In your experience, what are the most common challenges Catholic leaders face today, and how should their training address these realities?

-In some cases, they may not fully appreciate the chokehold that the common culture has on children and their families. The first step is to identify the sources of the skepticism and lack of commitment afflicting modernity and then to provide a rich community that embodies and leads to a deeper embrace of reality.

This is a civilization-building project and requires, first and foremost, a skilled Catholic leader capable of understanding the challenge, articulating it and guiding others to respond to it.

How can Catholic educational leaders foster a school culture that is both academically excellent and explicitly rooted in the Catholic mission?

-By keeping these two elements together! It is God who designed us and calls us to excellence. It is the integrated man, fully alive, which is the very definition of excellence.

What strategies do you recommend for helping leaders maintain fidelity to Church teaching while also navigating complex social and cultural pressures?

-By flatly stating “to heck with complex social and cultural pressures!” They have been weighed and found wanting. They have no hope and no future and are quickly passing away. We were made for more than the thin gruel our AI, social-media-saturated, and fake common culture is dishing up to our students and families. We have the Bread of Life and the fullness of reality. We are focused on natural intelligence (not AI) and on truth, beauty, and goodness. Make this clear, and enough desperate and good folks will fill our Catholic schools.

You have reflected on teaching young people about the Eucharist. What advice would you give to strengthen young people's faith in this area?

-Tell them. Tell them clearly. Body, Blood, Soul, and Divinity. It is shocking; it is true; and it changes everything. Once they get this reality, the necessity and beauty of the Mass and confession and silent recollection before the tabernacle all make perfect and persuasive sense. 

If possible, put the tabernacle at the center of your school and have students make a brief daily visit.
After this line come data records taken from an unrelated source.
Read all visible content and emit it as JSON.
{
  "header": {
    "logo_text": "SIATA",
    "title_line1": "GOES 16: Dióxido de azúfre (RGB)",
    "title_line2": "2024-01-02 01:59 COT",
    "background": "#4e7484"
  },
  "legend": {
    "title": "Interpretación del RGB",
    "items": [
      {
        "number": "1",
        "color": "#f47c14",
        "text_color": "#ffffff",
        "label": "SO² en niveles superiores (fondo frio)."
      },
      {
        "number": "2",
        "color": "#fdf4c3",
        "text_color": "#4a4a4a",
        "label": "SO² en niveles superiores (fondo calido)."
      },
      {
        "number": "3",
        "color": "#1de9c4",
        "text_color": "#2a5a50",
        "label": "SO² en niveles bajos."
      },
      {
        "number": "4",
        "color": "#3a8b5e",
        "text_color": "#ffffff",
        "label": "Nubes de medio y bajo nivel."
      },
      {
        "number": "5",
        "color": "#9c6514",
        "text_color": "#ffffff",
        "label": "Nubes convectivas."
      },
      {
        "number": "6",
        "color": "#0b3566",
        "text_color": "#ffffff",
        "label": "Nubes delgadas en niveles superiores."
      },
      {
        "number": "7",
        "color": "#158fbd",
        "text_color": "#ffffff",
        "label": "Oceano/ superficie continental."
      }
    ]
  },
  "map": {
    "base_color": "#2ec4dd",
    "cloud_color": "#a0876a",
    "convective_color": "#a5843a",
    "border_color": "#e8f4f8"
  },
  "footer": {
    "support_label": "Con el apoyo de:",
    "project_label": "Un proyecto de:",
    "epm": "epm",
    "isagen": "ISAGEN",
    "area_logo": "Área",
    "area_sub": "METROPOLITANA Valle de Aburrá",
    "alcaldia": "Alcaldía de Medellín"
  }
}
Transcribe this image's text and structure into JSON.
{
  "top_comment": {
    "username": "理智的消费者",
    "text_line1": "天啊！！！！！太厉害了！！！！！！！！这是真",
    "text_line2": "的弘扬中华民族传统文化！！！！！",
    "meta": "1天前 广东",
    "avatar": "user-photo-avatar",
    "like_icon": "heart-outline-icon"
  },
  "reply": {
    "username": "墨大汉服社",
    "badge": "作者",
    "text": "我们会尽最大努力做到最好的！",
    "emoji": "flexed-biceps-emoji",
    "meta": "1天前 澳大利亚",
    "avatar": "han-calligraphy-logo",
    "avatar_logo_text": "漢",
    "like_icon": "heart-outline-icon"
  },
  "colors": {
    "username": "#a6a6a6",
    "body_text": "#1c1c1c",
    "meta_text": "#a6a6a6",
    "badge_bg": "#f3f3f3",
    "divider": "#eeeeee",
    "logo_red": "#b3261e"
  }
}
Schedule Adoration and Eucharistic processions into the school year.

What role does mentorship play in forming strong Catholic leaders, and how can institutions structure such mentorship effectively?

-Being a Catholic school principal means assuming an office in the Church. Just like other church leaders, they need Chrisitan fellowship and spiritual guidance. Bishops and superintendents should supply for this, or the burdens and pressures can lead to burn out or going with the flow of secular educational trends and viewpoints.

In your view, what innovations or new approaches are most needed in Catholic leadership preparation programs in the coming decade?

-This question itself, while well-intended, falls into the educational tendency to drift into the logical fallacy of “The appeal to novelty.” This combined with FOMO (fear of missing out) can lead folks to follow fads in forming children. Catholic formation programs should not just follow the current fads. We follow the Lord and His wisdom and vision- with centuries of success.

What I can confidently stay is that Catholic leadership preparation programs need to be bold and confident and not just “better” versions of public-school leadership programs. We have a more complete and comprehensive vision and are working for a richer end in our schools and with our students. Few are convinced the current secular model is achieving impressive results. Catholic institutions should boldly follow their own mission and not cling to a failed model.

In the context of its focus on collaboration with families, what is the irreplaceable role that the father has in the moral formation of the child that the school cannot assume?

-The family is the primary teacher of the child (i.e., first in order and most important). The Church is the primordial teacher (foundational by nature and keeper of revealed divine truth). The father, as head of the family, must faithfully translate, teach, and model, the fullness of truth and the nature of things to his children, as he follows the Church as his guide. Studies show that the father’s attitude toward and practice of the faith is the single most influential dynamic in children continuing to practice the faith into adulthood.